I have a few rental properties and am getting sick of doing the longer driveways with a snow blower. I have a 07 Tacoma, 4x4 and have been looking for a while at a plow set up that would work well. Also looking to find 10-20 driveways for extra money.

The snow-way 22 series seems like the nicest plow, but I would prefer to not spend $4,000 to get it. What I really want, since I have a weaker front end, is a nice pull plow. But, I can't find any that would let me lower the tailgate, example Daniels plow has their control box in the way. I will still need to use the snow blower and it is way to heavy to lift, so I have ramps to drive it up into the bed.

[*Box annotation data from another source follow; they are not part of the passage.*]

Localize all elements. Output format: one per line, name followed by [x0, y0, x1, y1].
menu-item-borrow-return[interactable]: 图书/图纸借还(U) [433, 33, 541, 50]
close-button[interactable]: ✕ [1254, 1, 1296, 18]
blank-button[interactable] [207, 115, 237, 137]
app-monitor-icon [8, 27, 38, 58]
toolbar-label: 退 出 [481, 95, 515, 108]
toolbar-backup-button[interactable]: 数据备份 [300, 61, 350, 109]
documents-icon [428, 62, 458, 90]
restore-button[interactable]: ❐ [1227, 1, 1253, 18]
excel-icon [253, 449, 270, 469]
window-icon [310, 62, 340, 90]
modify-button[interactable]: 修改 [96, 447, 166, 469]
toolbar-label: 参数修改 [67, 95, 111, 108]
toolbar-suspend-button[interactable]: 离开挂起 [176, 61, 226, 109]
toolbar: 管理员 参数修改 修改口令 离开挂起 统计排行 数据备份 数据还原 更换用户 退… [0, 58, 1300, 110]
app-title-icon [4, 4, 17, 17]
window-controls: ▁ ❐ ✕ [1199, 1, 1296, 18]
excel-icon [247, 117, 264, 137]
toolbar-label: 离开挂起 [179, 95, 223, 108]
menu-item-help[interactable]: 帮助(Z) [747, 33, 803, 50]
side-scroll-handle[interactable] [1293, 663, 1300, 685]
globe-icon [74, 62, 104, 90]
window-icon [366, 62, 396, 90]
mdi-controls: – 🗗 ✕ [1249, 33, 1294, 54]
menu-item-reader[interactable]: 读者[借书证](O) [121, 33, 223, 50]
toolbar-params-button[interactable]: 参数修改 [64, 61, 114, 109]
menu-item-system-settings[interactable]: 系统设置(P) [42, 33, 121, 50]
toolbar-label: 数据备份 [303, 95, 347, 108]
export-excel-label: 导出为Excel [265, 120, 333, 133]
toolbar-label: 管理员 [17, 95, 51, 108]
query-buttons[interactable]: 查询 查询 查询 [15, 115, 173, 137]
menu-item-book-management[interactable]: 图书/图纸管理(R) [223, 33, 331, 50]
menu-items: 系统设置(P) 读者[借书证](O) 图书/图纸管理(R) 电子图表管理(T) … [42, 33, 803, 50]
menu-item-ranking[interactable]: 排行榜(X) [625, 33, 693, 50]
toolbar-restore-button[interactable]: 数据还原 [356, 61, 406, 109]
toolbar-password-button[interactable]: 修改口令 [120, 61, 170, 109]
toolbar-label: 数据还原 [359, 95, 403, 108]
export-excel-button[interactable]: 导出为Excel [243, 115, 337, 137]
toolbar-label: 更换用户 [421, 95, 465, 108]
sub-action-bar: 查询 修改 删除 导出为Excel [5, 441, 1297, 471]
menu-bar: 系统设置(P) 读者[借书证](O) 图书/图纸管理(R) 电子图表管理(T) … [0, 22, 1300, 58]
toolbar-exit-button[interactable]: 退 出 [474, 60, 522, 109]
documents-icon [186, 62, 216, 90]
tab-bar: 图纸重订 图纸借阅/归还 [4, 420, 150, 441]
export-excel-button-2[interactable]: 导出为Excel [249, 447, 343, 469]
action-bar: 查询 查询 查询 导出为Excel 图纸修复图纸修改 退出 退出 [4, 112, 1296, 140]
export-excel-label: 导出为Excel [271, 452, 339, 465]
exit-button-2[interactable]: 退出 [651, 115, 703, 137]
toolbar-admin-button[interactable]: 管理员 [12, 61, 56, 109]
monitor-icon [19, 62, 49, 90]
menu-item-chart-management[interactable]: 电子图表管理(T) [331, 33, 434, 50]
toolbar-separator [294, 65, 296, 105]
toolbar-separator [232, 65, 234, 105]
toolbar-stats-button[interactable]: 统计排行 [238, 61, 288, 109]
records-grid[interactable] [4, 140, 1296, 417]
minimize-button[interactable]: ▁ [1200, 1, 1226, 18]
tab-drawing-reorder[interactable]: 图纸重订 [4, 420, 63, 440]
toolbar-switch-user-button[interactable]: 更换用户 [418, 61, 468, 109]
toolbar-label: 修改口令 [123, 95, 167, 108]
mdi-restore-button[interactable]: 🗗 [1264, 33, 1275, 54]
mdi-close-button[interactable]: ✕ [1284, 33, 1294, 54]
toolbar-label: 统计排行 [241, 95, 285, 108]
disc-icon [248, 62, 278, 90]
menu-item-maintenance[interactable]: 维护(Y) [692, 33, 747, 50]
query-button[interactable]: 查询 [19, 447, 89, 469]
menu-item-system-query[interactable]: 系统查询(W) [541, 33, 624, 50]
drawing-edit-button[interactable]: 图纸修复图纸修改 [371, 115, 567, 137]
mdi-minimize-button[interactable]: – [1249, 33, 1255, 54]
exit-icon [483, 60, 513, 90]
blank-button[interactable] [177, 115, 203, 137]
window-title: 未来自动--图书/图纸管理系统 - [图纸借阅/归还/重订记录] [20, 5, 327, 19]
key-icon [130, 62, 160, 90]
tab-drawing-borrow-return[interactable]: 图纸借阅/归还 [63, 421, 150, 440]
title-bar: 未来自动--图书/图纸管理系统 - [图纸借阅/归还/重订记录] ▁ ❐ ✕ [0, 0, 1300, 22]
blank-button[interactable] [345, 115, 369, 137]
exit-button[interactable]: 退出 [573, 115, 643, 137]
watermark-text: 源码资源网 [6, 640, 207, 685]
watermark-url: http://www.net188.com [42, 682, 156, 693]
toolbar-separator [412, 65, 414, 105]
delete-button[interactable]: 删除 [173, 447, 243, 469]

Any thoughts? Or alternatives to the snow-way for a front mounted plow? I also liked the Meyers Drive Pro, but the weight has me a little nervous.


----------



## Camden (Mar 10, 2007)

I can still use my tailgate with my Snowman rear blade.


----------



## srpat (Jun 7, 2011)

How would I use the snowman as my only plow? Where does the snow end up once you pull it out of the driveway? I've read that you pull it out and then push it back in reverse? Know of any videos of anybody using just that plow in a driveway?

And is it an option of just having the snowman up or down? Or can you have it in between? One of my lots is a gravel driveway and I don't think I want the plow all the way down on the ground.

Central Parts Warehouse has them for sale for 3,300-3,500 bucks. Are they really that much money?


----------



## Camden (Mar 10, 2007)

I use my rear plow in tandem with my front blade so I have no experience using the rear blade only. 

As for your other questions, my Snowman can be put all the way down or raised up an inch...or a foot...or 3 feet. 

And I didn't pay $3k for mine but I've had it a couple years now so that might be the new price of them.

Good luck.


----------



## snocrete (Feb 28, 2009)

We have an 8ft daniels pull plow...great plow, but you would still need a front plow. If your budget is tight, and you can only do a front or back plow...Definitely go with the snoway!


----------



## matts27 (Dec 21, 2007)

Look at the Buyers or finding a Fisher/Western 6'9" and fabbing mounts. Front ends are easily fixed with much stronger front springs thru aftermarket products.


----------